17 февраля. Все эти десять дней провел в безумии, в тоске и отчаянии. Бонецкий, которого я очень люблю, дал мне на рецензию рукопись Еголина «Некрасов». Рукопись глупая, наглая, лживая. Стал я изучать ее и кроме того прочитал все другие опусы Еголина. Мелкое жульничество, оловянная голова идиота и карьеризм отвратительной гниды. Я писал рецензию каждый день по 10—12 часов, писал больной, в лютую бессонницу, и чем дальше писал, тем яснее видел свое бессилье — сочетание пошляка и подлеца оказалось мне не по зубам. <...>

Библиотека приводит меня в отчаяние. Я отдал ей столько души, убрал ее как игрушку, отдал огромные деньги, которых в то время было у меня не так уж много — но дети кажутся мне грубыми, тупыми, тусклыми — не лучше родителей. <...>

 

26 февраля. Дни провожу в бездельи — хоть и занят так, что за все сутки не соберусь написать письмо нужнейшее, срочнейшее,— корплю над материалами о Чехове — перебираю старые бумажки, и ничего нового сказать о нем не могу. Дрянная чушь — которая уже напечатана мною,— детский лепет, элементарщина, а теперь предстоит говорить о его сложности, и я — кляну свое бессилие. В библиотеке реформы — повесили по-новому картины Васнецова и Конашевича (Мариночка окантовала их), приехал столяр Иван Гаврилович — будет делать новые стульчики и новые столики — и по-настоящему мне следовало бы бросить всю литературу — и заняться детьми — читать им, рассказывать, развивать их, звать их к достойной человеческой жизни, а без этого — одна раздача книг — бесполезна. <...>

 

16 марта.

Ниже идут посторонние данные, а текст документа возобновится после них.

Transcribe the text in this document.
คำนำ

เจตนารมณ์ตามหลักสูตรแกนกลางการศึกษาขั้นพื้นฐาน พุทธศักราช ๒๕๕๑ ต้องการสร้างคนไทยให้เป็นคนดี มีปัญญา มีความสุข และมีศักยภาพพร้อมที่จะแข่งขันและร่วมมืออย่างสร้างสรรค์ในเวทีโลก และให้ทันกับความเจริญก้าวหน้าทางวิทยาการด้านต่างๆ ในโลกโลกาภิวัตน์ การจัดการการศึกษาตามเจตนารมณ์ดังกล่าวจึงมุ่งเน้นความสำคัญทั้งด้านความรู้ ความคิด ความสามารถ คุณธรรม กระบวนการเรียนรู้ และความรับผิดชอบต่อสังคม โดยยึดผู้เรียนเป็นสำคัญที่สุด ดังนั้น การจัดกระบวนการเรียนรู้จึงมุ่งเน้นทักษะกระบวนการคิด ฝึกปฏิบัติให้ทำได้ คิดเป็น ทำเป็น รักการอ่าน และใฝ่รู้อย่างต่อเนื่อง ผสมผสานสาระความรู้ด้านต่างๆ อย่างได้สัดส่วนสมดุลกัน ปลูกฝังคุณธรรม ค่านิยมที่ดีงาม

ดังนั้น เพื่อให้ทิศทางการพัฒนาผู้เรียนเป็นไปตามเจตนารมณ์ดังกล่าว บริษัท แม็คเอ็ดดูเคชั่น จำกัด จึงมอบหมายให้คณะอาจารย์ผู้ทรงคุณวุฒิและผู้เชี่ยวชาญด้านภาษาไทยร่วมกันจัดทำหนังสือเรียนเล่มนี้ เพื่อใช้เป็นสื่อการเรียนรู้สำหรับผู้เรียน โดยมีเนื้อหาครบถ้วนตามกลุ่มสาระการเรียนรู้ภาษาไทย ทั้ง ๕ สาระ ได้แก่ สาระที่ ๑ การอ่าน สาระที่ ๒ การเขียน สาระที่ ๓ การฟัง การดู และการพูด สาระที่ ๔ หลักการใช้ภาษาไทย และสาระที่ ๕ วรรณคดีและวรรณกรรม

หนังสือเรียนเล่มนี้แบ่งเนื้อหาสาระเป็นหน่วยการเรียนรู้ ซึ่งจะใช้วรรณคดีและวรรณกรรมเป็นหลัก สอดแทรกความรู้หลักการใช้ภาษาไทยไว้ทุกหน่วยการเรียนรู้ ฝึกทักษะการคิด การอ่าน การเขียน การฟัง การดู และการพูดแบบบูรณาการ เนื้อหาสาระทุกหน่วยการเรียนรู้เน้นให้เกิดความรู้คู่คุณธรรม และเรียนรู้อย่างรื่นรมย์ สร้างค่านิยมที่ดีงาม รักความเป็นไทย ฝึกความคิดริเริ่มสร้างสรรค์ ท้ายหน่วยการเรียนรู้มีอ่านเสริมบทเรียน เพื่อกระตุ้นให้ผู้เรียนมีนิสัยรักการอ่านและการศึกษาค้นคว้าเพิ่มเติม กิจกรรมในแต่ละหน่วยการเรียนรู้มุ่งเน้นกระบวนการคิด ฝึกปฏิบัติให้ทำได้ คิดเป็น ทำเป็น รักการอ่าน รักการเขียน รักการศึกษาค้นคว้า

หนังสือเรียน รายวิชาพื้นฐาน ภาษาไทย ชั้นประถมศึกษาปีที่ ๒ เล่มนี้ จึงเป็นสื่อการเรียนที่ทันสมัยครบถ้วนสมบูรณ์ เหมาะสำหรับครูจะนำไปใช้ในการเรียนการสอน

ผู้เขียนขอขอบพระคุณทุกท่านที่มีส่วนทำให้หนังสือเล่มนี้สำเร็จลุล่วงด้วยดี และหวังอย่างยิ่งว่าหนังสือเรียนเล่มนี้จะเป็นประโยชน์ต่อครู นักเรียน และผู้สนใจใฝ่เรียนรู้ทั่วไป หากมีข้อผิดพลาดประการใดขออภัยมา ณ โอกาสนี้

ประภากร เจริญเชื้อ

Не спал всю ночь. В половине 7-го сошел вниз. Правнук орет во все горло и не дает спать ни Кате, ни Тате. Я взял его наверх,— чтоб дать им вздремнуть — и, оставшись с ним наедине, почувствовал себя во власти целой шайки разбойников, к-рых нужно умилостивить. Сначала я оборонялся спичками, зажигал одну за другою, но вскоре почувствовал, что это оружие перестает действовать. Тогда я переключился на корзину из-под стола — гонял ее по всей комнате, положив в нее ключи от комода. Это отсрочило мою гибель на 2 или 3 минуты. Но минуты прошли, и я стал спасаться носом. Прижимал палец к носу и по-идиотски мычал всякий раз. Бобе это понравилось, и он, великий исследователь причин и следствий, заинтересовался этой зависимостью между носом и звуком. Раз 50 он прижимал свои грязные пальцы к моему злополучному носу, и ему показалось, что он открыл великий закон природы. Окончательно он убедился в этом, когда я нажимал его носишко, издавая при этом писклявые звуки. Но когда и нос был исчерпан, Боба взобрался на диван и стал срывать со стены картинки, приговаривая «па-па», ибо всякую картину он считает папой (ему как-то показывали портрет отца и при этом говорили папа; он и подумал, что так называется всякий портрет). После того, как все картины оказались на полу — я в целях самообороны поджег в печке бумагу — тем и обеспечил себе минуты полторы сравнительного покоя. После я тщетно прибегал к спичкам, к носу, к ключам — он требовал новых жертв. И я откупился от него — Историей Ключевского, предоставив ему вырвать четыре страницы о странностях в характере Ивана Четвертого. И когда изничтожение этих страниц подходило к концу, мною овладело отчаяние, и я уже не видел ниоткуда спасения — ко мне на выручку явились все те же ключи — он вытаскивал их из комода и пытался снова вставить в ту же скважину: это исследование природы вещей (natura rerum) отняло у него минуты четыре, после чего он скривил рот, подбежал к двери и задребежжал: мама! Я растерялся и стал завлекать его прежними радостями: но это было повторение пройденного, и только после того, как я нашел под столом Катины бусы и надел их на Колину палку — это было первое утро за много лет, когда я отвлекся от бумаг, от стола, от ненавистных статей и от страданий от своей литимпотенции. <...>

Вспоминаю о Горьком (сейчас надвигаются горьковские дни). Были в моей жизни два года, когда я встречался с ним изо дня в день. И конечно, я хотел сохранить для потомства все, что он тогда говорил. Я носил с собою небольшую тетрадку, пытался записывать туда каждое слово Алексея Максимовича. Он долго не замечал моего вероломства. Но однажды он пригласил к себе группу писателей — в том числе и меня, и я заранее принял меры, чтобы записать за ним все, что он скажет. Я прикрепил булавками к спине Лунца белую бумажку и попросил его, чтобы во время беседы с Горьким он сел впереди меня. Тогда мне будет удобно записывать. Но Горький против ожидания усадил нас всех на диван, и Лунц оказался рядом со мною. Записывать было очень неудобно, но я приспособился. Горький заметил мою дикую позу:

— Что это вы делаете здесь, джентльмен?

Я почувствовал себя пойманным школьником. Он страшно рассердился: я и сам немного умею писать! — сказал он.

 

21 марта. Со дня смерти Марии Борисовны 3 года 1 месяц.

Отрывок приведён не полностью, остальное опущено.